Amu Nowruz (Uncle Nowruz)

This ficitional character is also one of the symbols of Nowruz in the belief of Iranian people who brings gifts to children on the nights of Nowruz celebration. Among the characteristics of Amo Nowruz, we can mention a white beard and fawn, a felt hat, a blue silk belt, a white shawl, and a thin flat veil.

Amu Nowruz or Uncle Nowruz is a legendary character originating in Iranian folklore. According to the folklore, he appears annually at the beginning of spring, together with his companion Haji Firuz, to mark the beginning of Nowruz, the Iranian New Year. According to some historians he symbolizes Zal, father of Rostam, the hero of Shahnameh.

He walks through the mountain, gets a staff and goes to the city gate. It is interesting to know that in Sistan region in the southeast of Iran, instead of Baba Nowruz, people believe in Bibi Nowruz (or Bibi Gol Afrooz).

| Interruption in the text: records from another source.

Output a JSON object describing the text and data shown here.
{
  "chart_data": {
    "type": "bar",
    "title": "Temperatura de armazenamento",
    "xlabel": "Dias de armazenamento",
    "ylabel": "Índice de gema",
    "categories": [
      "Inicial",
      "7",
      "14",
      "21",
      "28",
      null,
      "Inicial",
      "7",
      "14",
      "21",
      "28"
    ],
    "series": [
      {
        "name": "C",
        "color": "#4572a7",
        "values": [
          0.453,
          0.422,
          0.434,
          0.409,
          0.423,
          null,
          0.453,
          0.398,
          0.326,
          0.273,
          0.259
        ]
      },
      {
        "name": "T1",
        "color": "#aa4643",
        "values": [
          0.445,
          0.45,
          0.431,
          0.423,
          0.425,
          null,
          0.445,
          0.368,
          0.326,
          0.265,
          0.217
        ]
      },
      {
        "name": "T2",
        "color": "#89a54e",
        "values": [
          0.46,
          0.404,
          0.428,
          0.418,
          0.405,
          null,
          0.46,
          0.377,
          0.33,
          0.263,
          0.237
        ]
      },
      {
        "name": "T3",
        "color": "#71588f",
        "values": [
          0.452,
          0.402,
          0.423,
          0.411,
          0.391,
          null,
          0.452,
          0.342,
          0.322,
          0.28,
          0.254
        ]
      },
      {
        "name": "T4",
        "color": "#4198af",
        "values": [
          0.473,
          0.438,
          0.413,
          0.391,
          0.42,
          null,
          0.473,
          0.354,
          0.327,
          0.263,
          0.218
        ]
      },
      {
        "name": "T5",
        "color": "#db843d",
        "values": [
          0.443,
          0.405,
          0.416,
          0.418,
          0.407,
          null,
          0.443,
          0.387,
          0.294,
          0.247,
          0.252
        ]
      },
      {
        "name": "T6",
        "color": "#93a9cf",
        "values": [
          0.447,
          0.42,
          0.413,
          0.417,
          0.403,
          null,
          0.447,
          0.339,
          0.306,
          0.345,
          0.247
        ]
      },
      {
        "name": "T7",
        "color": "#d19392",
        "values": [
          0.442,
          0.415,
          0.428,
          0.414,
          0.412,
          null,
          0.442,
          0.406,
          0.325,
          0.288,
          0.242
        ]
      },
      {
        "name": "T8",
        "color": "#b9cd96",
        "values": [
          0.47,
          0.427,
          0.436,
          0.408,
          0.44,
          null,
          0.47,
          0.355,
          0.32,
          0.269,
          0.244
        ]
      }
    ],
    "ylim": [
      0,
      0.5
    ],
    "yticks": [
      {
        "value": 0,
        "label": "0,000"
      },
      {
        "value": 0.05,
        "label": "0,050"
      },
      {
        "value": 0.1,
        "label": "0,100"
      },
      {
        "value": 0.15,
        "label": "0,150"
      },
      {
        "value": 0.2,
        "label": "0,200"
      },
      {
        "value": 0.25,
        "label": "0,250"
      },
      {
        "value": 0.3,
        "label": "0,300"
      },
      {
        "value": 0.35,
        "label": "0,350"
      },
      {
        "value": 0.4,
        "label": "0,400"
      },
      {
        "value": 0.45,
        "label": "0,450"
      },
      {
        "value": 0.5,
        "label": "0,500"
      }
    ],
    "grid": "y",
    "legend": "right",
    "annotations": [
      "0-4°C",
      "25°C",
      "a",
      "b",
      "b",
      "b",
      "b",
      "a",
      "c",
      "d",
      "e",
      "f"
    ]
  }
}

There are various legends and stories about Uncle Nowruz. One of them is related to Uncle Nowruz and "Nene Sarma" (Mother of Cold). Nene Sarma goes as a symbol of stillness and freezing, and Uncle Nowruz arrives as a symbol of growth and newness.

Nowruz celebration by Iranians in Kurdistan


Nowruz rituals among Kurdish peoples in Iran

Among the Kurdish people, in addition to the traditional rituals of Nowruz, there are also different customs. In Iranian mythology, the origin of Nowruz is attributed to the enthronement of Jamshid, the mythical king of Iran.

But the Kurds consider Nowruz to be related to the story of the battle of Kaveh Ahangar (Iranian warrior) and Zahak (mythical oppressive king).

They believe that in Nowruz, when Kaveh won over Zahhak, people lit fire on the mountains and held hands to celebrate this victory. Since then, every year on the first day of spring, Kurdish people light fire and celebrate that auspicious day.


Nowruz among Azeri people

In addition to the Haft-sin Iranian table, which all Iranian people prepare for Nowruz celebration, Azeri-speaking peoples have a special table that is different from the table of other peoples, and these differences are also one of the beauties of Nowruz.

Azeri-speaking people remember the New Year with titles such as "Nowrouz Bayrami" and "Il Bayrami". During Nowruz Eid, they spread a white tablecloth called "Bayram Sofrasi" or "Yamish Sofrasi" in the guest room, and every guest who arrives sits on it and the owner of the house welcomes the guests.

This table is actually both a reception table and a Haft-sin table; Families also receive guests at the same table.